My Top Ten Tips for Story Writing

Below you'll find some quotes by me as editor of the Junior Redlitzer Anthology 2014, published in the Redlands City Council's Redlands Magazine as well as my Top Ten Tips for Story Writing. 

"Think of a character, give them a challenge and delve into your imagination for ways to overcome it – you are now well on the way to becoming a junior Redlitzer finalist." 

"What young writers have to keep in mind firstly is that the Redlitzer is a short story competition. There is only so much that can be covered in 1000 words." 

"But we want a complete story from start to finish, not an essay. So make it active more than descriptive, jump straight in."

Angela, a former teacher, says the best way to start is simply put ideas down on paper "no matter how crazy."

"It's when you start firing your imagination that you start to get ideas that are original," she says. "And remember that as a short story it is just a snapshot in life - a very short timeframe."

Photo by Melanie Holtsman

My Top Ten Tips

1. Find inspiration for stories by: reading newspaper features; finding objects on the beach; childhood memories; old diaries; two randomly chosen nouns (like sausage/queen); using story starters (eg. etc...

2. Decide on who will be the main character of your story and keep the secondary characters to an absolute minimum of two or three. Give your character a name, something they love and something they have a fear or loathing of (eg. love of a family pet and... fear of heights.) 

3. Give your main character a problem, which they must solve or overcome - or at least struggle with within the 1000 words. (eg. the beloved family pet is stuck in a tree.... main character must overcome fear of heights to save it.)

4. Brainstorm/mindmap your main character's problem and possible outcomes. What does your character want more than anything? Think up crazy obstacles and solutions. Weird, funny, fantastical are all good.

5. You may plan your story first and then write it, or the other way around. Absolutely NO sub plot in a short story.

6. Keep your story within a short time frame. It is like a snapshot of the life of your character. 

7. Your first sentence is the hook. Jump right into the drama and action. Dialogue is also a good place to start, or thoughts. Introduce the main character's problem as soon as possible. Don't start with description.

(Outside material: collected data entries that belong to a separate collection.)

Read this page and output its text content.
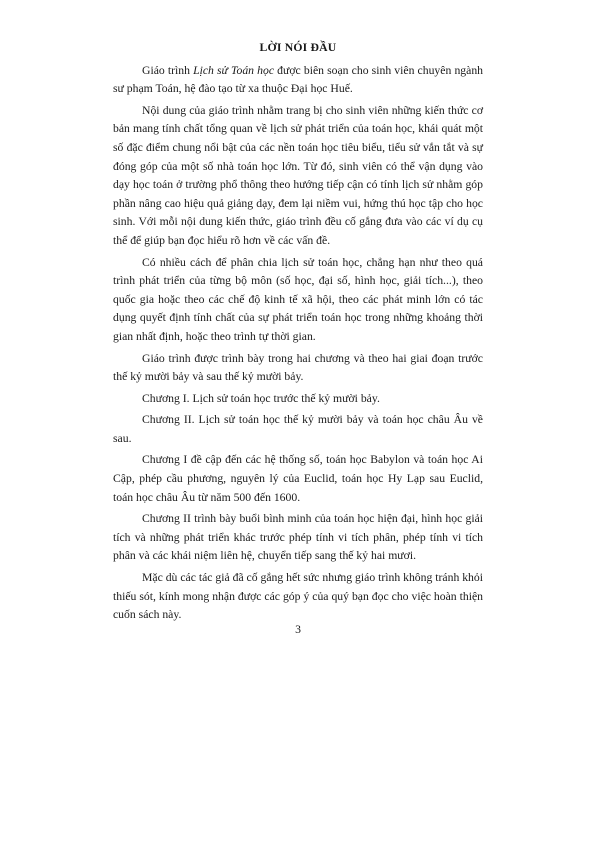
LỜI NÓI ĐẦU

Giáo trình Lịch sử Toán học được biên soạn cho sinh viên chuyên ngành sư phạm Toán, hệ đào tạo từ xa thuộc Đại học Huế.

Nội dung của giáo trình nhằm trang bị cho sinh viên những kiến thức cơ bản mang tính chất tổng quan về lịch sử phát triển của toán học, khái quát một số đặc điểm chung nổi bật của các nền toán học tiêu biểu, tiểu sử vắn tắt và sự đóng góp của một số nhà toán học lớn. Từ đó, sinh viên có thể vận dụng vào dạy học toán ở trường phổ thông theo hướng tiếp cận có tính lịch sử nhằm góp phần nâng cao hiệu quả giảng dạy, đem lại niềm vui, hứng thú học tập cho học sinh. Với mỗi nội dung kiến thức, giáo trình đều cố gắng đưa vào các ví dụ cụ thể để giúp bạn đọc hiểu rõ hơn về các vấn đề.

Có nhiều cách để phân chia lịch sử toán học, chẳng hạn như theo quá trình phát triển của từng bộ môn (số học, đại số, hình học, giải tích...), theo quốc gia hoặc theo các chế độ kinh tế xã hội, theo các phát minh lớn có tác dụng quyết định tính chất của sự phát triển toán học trong những khoảng thời gian nhất định, hoặc theo trình tự thời gian.

Giáo trình được trình bày trong hai chương và theo hai giai đoạn trước thế kỷ mười bảy và sau thế kỷ mười bảy.

Chương I. Lịch sử toán học trước thế kỷ mười bảy.

Chương II. Lịch sử toán học thế kỷ mười bảy và toán học châu Âu về sau.

Chương I đề cập đến các hệ thống số, toán học Babylon và toán học Ai Cập, phép cầu phương, nguyên lý của Euclid, toán học Hy Lạp sau Euclid, toán học châu Âu từ năm 500 đến 1600.

Chương II trình bày buổi bình minh của toán học hiện đại, hình học giải tích và những phát triển khác trước phép tính vi tích phân, phép tính vi tích phân và các khái niệm liên hệ, chuyển tiếp sang thế kỷ hai mươi.

Mặc dù các tác giả đã cố gắng hết sức nhưng giáo trình không tránh khỏi thiếu sót, kính mong nhận được các góp ý của quý bạn đọc cho việc hoàn thiện cuốn sách này.

3
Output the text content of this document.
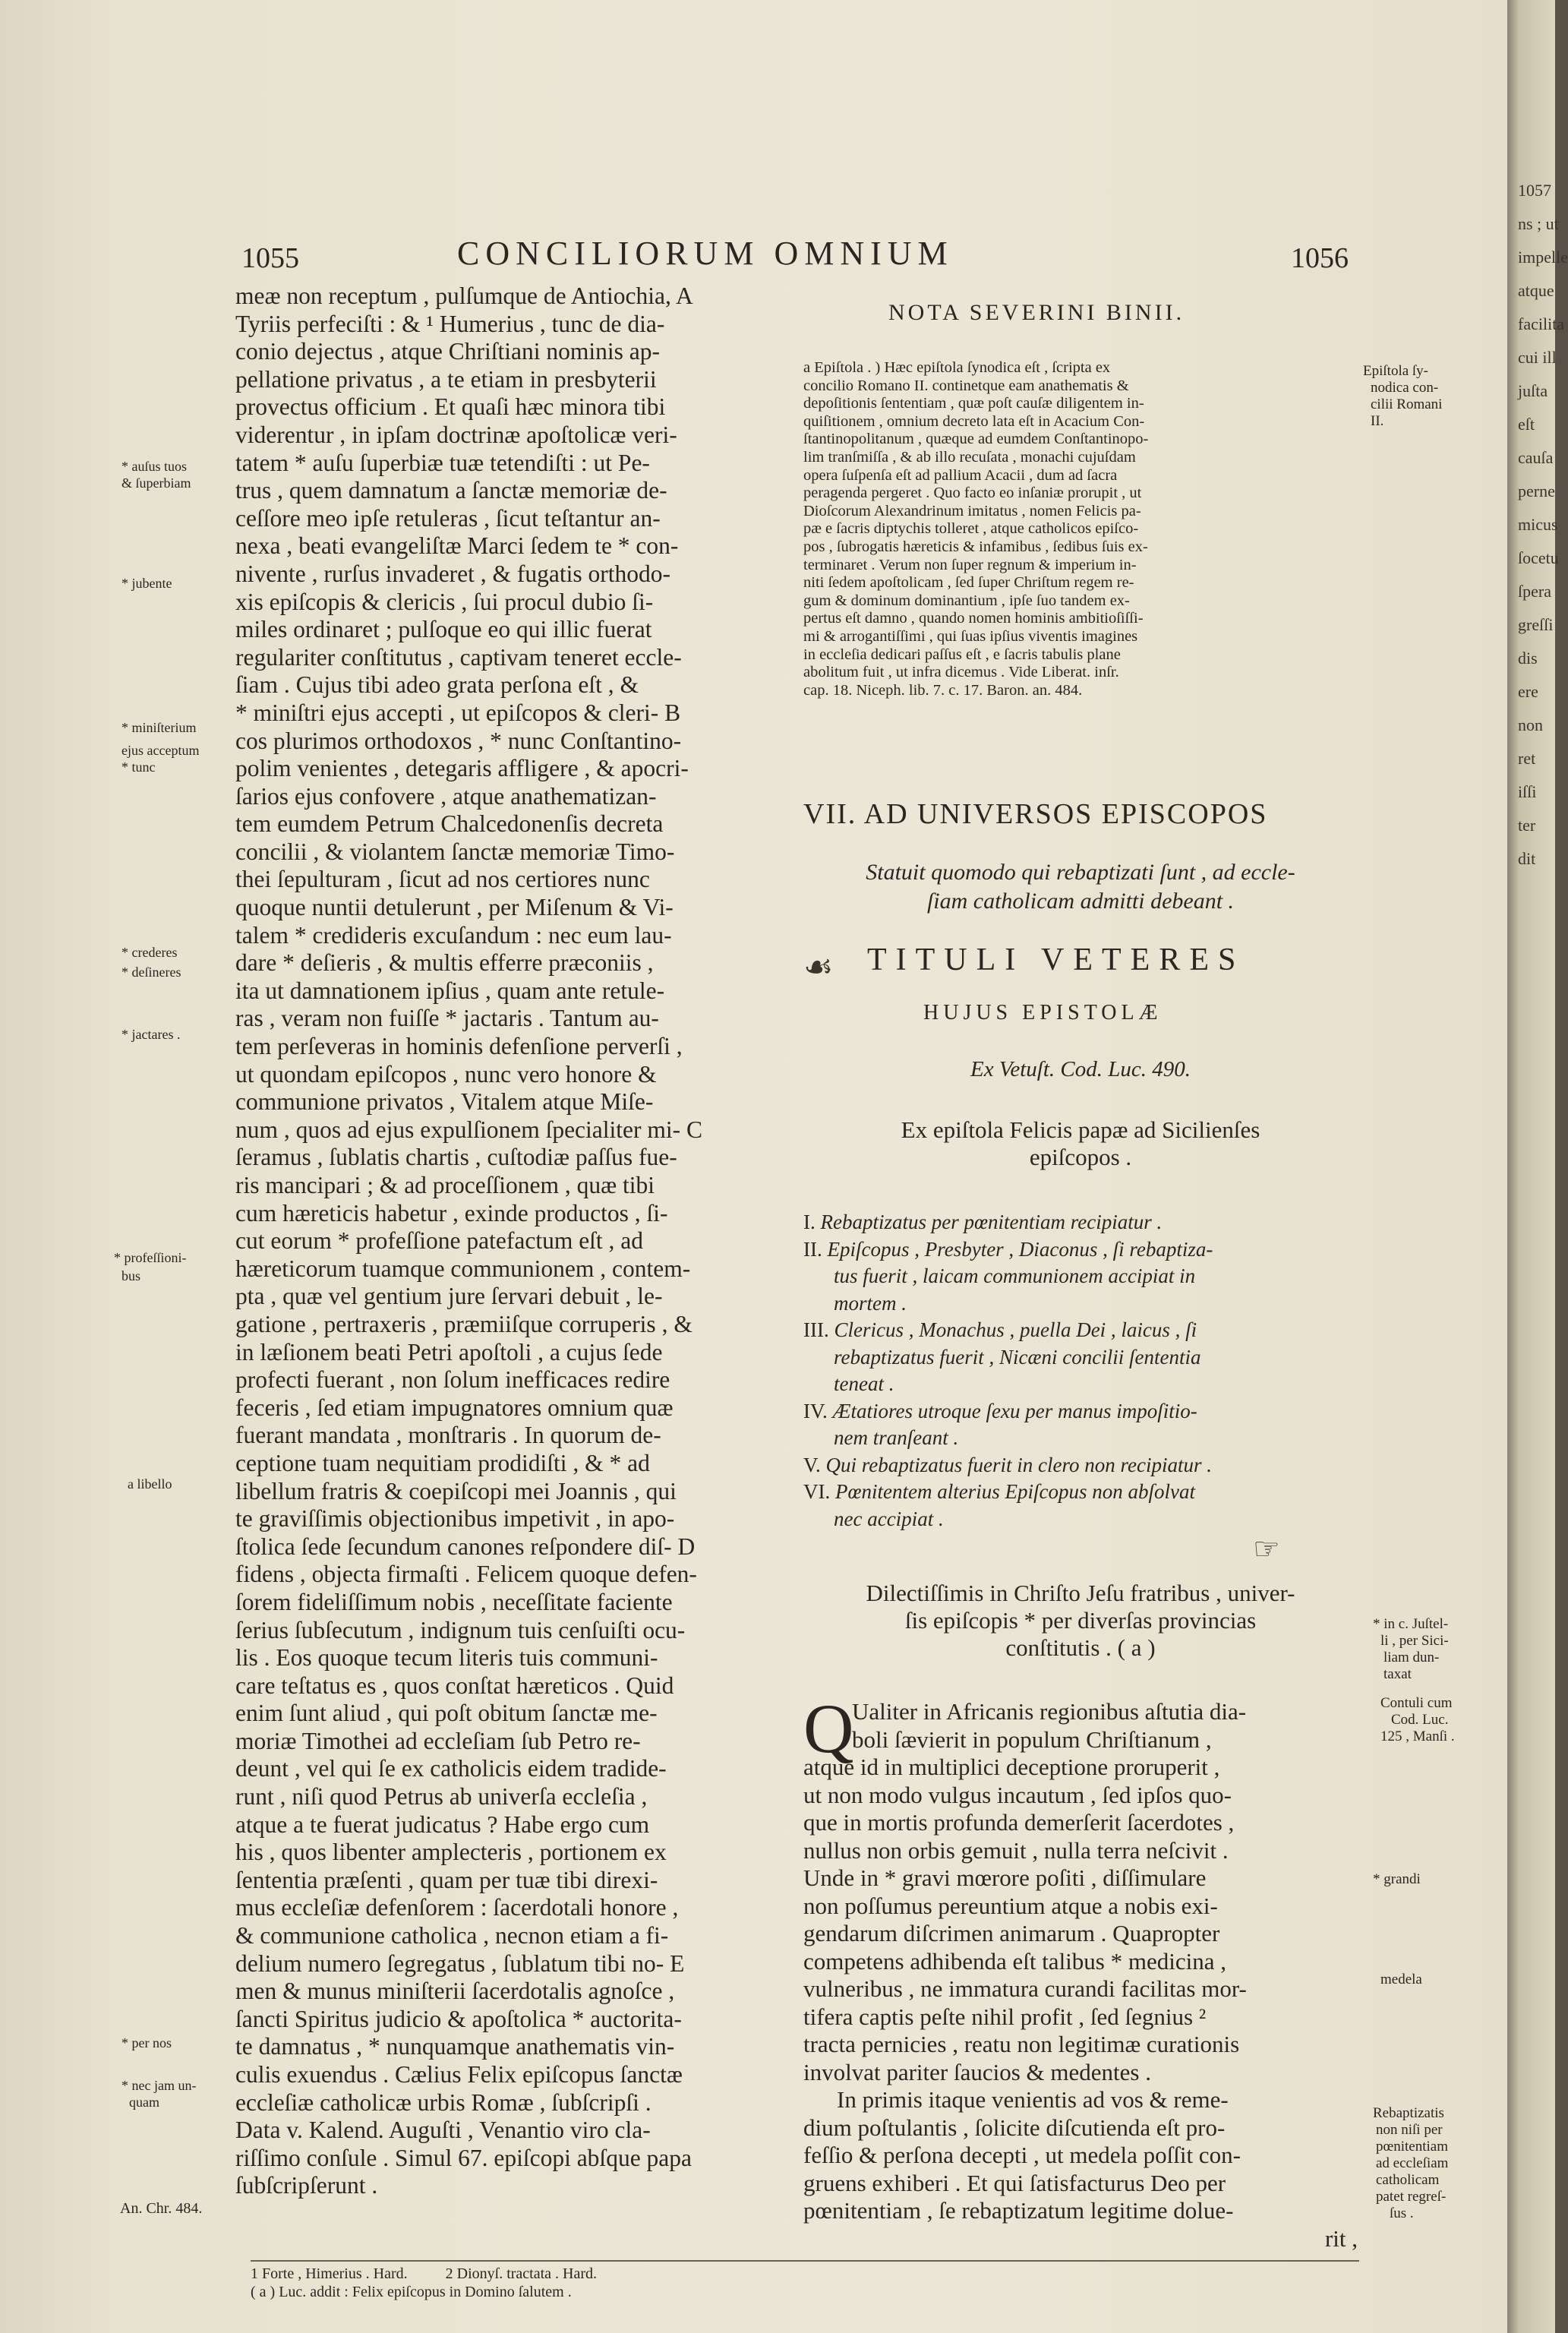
1055	CONCILIORUM OMNIUM	1056
meæ non receptum , pulſumque de Antiochia, A
Tyriis perfeciſti : & ¹ Humerius , tunc de dia-
conio dejectus , atque Chriſtiani nominis ap-
pellatione privatus , a te etiam in presbyterii
provectus officium . Et quaſi hæc minora tibi
viderentur , in ipſam doctrinæ apoſtolicæ veri-
tatem * auſu ſuperbiæ tuæ tetendiſti : ut Pe-
trus , quem damnatum a ſanctæ memoriæ de-
ceſſore meo ipſe retuleras , ſicut teſtantur an-
nexa , beati evangeliſtæ Marci ſedem te * con-
nivente , rurſus invaderet , & fugatis orthodo-
xis epiſcopis & clericis , ſui procul dubio ſi-
miles ordinaret ; pulſoque eo qui illic fuerat
regulariter conſtitutus , captivam teneret eccle-
ſiam . Cujus tibi adeo grata perſona eſt , &
* miniſtri ejus accepti , ut epiſcopos & cleri- B
cos plurimos orthodoxos , * nunc Conſtantino-
polim venientes , detegaris affligere , & apocri-
ſarios ejus confovere , atque anathematizan-
tem eumdem Petrum Chalcedonenſis decreta
concilii , & violantem ſanctæ memoriæ Timo-
thei ſepulturam , ſicut ad nos certiores nunc
quoque nuntii detulerunt , per Miſenum & Vi-
talem * credideris excuſandum : nec eum lau-
dare * deſieris , & multis efferre præconiis ,
ita ut damnationem ipſius , quam ante retule-
ras , veram non fuiſſe * jactaris . Tantum au-
tem perſeveras in hominis defenſione perverſi ,
ut quondam epiſcopos , nunc vero honore &
communione privatos , Vitalem atque Miſe-
num , quos ad ejus expulſionem ſpecialiter mi- C
ſeramus , ſublatis chartis , cuſtodiæ paſſus fue-
ris mancipari ; & ad proceſſionem , quæ tibi
cum hæreticis habetur , exinde productos , ſi-
cut eorum * profeſſione patefactum eſt , ad
hæreticorum tuamque communionem , contem-
pta , quæ vel gentium jure ſervari debuit , le-
gatione , pertraxeris , præmiiſque corruperis , &
in læſionem beati Petri apoſtoli , a cujus ſede
profecti fuerant , non ſolum inefficaces redire
feceris , ſed etiam impugnatores omnium quæ
fuerant mandata , monſtraris . In quorum de-
ceptione tuam nequitiam prodidiſti , & * ad
libellum fratris & coepiſcopi mei Joannis , qui
te graviſſimis objectionibus impetivit , in apo-
ſtolica ſede ſecundum canones reſpondere diſ- D
fidens , objecta firmaſti . Felicem quoque defen-
ſorem fideliſſimum nobis , neceſſitate faciente
ſerius ſubſecutum , indignum tuis cenſuiſti ocu-
lis . Eos quoque tecum literis tuis communi-
care teſtatus es , quos conſtat hæreticos . Quid
enim ſunt aliud , qui poſt obitum ſanctæ me-
moriæ Timothei ad eccleſiam ſub Petro re-
deunt , vel qui ſe ex catholicis eidem tradide-
runt , niſi quod Petrus ab univerſa eccleſia ,
atque a te fuerat judicatus ? Habe ergo cum
his , quos libenter amplecteris , portionem ex
ſententia præſenti , quam per tuæ tibi direxi-
mus eccleſiæ defenſorem : ſacerdotali honore ,
& communione catholica , necnon etiam a fi-
delium numero ſegregatus , ſublatum tibi no- E
men & munus miniſterii ſacerdotalis agnoſce ,
ſancti Spiritus judicio & apoſtolica * auctorita-
te damnatus , * nunquamque anathematis vin-
culis exuendus . Cælius Felix epiſcopus ſanctæ
eccleſiæ catholicæ urbis Romæ , ſubſcripſi .
Data v. Kalend. Auguſti , Venantio viro cla-
riſſimo conſule . Simul 67. epiſcopi abſque papa
ſubſcripſerunt .
* auſus tuos
& ſuperbiam
* jubente
* miniſterium
ejus acceptum
* tunc
* crederes
* deſineres
* jactares .
* profeſſioni-
bus
a libello
* per nos
* nec jam un-
quam
An. Chr. 484.
NOTA SEVERINI BINII.
a Epiſtola . ) Hæc epiſtola ſynodica eſt , ſcripta ex
concilio Romano II. continetque eam anathematis &
depoſitionis ſententiam , quæ poſt cauſæ diligentem in-
quiſitionem , omnium decreto lata eſt in Acacium Con-
ſtantinopolitanum , quæque ad eumdem Conſtantinopo-
lim tranſmiſſa , & ab illo recuſata , monachi cujuſdam
opera ſuſpenſa eſt ad pallium Acacii , dum ad ſacra
peragenda pergeret . Quo facto eo inſaniæ prorupit , ut
Dioſcorum Alexandrinum imitatus , nomen Felicis pa-
pæ e ſacris diptychis tolleret , atque catholicos epiſco-
pos , ſubrogatis hæreticis & infamibus , ſedibus ſuis ex-
terminaret . Verum non ſuper regnum & imperium in-
niti ſedem apoſtolicam , ſed ſuper Chriſtum regem re-
gum & dominum dominantium , ipſe ſuo tandem ex-
pertus eſt damno , quando nomen hominis ambitioſiſſi-
mi & arrogantiſſimi , qui ſuas ipſius viventis imagines
in eccleſia dedicari paſſus eſt , e ſacris tabulis plane
abolitum fuit , ut infra dicemus . Vide Liberat. inſr.
cap. 18. Niceph. lib. 7. c. 17. Baron. an. 484.
Epiſtola ſy-
nodica con-
cilii Romani
II.
VII. AD UNIVERSOS EPISCOPOS
Statuit quomodo qui rebaptizati ſunt , ad eccle-
ſiam catholicam admitti debeant .
☙ TITULI VETERES
HUJUS EPISTOLÆ
Ex Vetuſt. Cod. Luc. 490.
Ex epiſtola Felicis papæ ad Sicilienſes
epiſcopos .
I. Rebaptizatus per pœnitentiam recipiatur .
II. Epiſcopus , Presbyter , Diaconus , ſi rebaptiza-
tus fuerit , laicam communionem accipiat in
mortem .
III. Clericus , Monachus , puella Dei , laicus , ſi
rebaptizatus fuerit , Nicæni concilii ſententia
teneat .
IV. Ætatiores utroque ſexu per manus impoſitio-
nem tranſeant .
V. Qui rebaptizatus fuerit in clero non recipiatur .
VI. Pœnitentem alterius Epiſcopus non abſolvat
nec accipiat .
☞
Dilectiſſimis in Chriſto Jeſu fratribus , univer-
ſis epiſcopis * per diverſas provincias
conſtitutis . ( a )
Q
Ualiter in Africanis regionibus aſtutia dia-
boli ſævierit in populum Chriſtianum ,
atque id in multiplici deceptione proruperit ,
ut non modo vulgus incautum , ſed ipſos quo-
que in mortis profunda demerſerit ſacerdotes ,
nullus non orbis gemuit , nulla terra neſcivit .
Unde in * gravi mœrore poſiti , diſſimulare
non poſſumus pereuntium atque a nobis exi-
gendarum diſcrimen animarum . Quapropter
competens adhibenda eſt talibus * medicina ,
vulneribus , ne immatura curandi facilitas mor-
tifera captis peſte nihil profit , ſed ſegnius ²
tracta pernicies , reatu non legitimæ curationis
involvat pariter ſaucios & medentes .
In primis itaque venientis ad vos & reme-
dium poſtulantis , ſolicite diſcutienda eſt pro-
feſſio & perſona decepti , ut medela poſſit con-
gruens exhiberi . Et qui ſatisfacturus Deo per
pœnitentiam , ſe rebaptizatum legitime dolue-
rit ,
* in c. Juſtel-
li , per Sici-
liam dun-
taxat
Contuli cum
Cod. Luc.
125 , Manſi .
* grandi
medela
Rebaptizatis
non niſi per
pœnitentiam
ad eccleſiam
catholicam
patet regreſ-
ſus .
1 Forte , Himerius . Hard.          2 Dionyſ. tractata . Hard.
( a ) Luc. addit : Felix epiſcopus in Domino ſalutem .
1057
ns ; ut
impelle
atque
facilita
cui ill
juſta
eſt
cauſa
perne
micus
ſocetu
ſpera
greſſi
dis
ere
non
ret
iſſi
ter
dit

8. The middle of your story should show your character trying to overcome their problem/ achieve their goal with obstacles in the way.

9. The resolution of your story may have a twist - short stories often do. Surprise your reader!

10. When editing, think about the tense, the point of view (ie. first person or third person) and grammar. Cut out all the bits that are telling or describing too much. Show your character's emotions through dialogue, thoughts and actions.

The Redlitzer Junior Anthology will be launched at a gala event on Saturday, October 18, 2014 at which the Editor’s Choice Award for the best story will be announced.


DimbutNice said...

Read this one this time on Jacket flap Angela! You just can't beat bullet points for keeping on track. Thanks for this. Useful and timely as always. D x

Angela Sunde. said...

Good old Jacket Flap, Dimity. I made so many new writing friends there.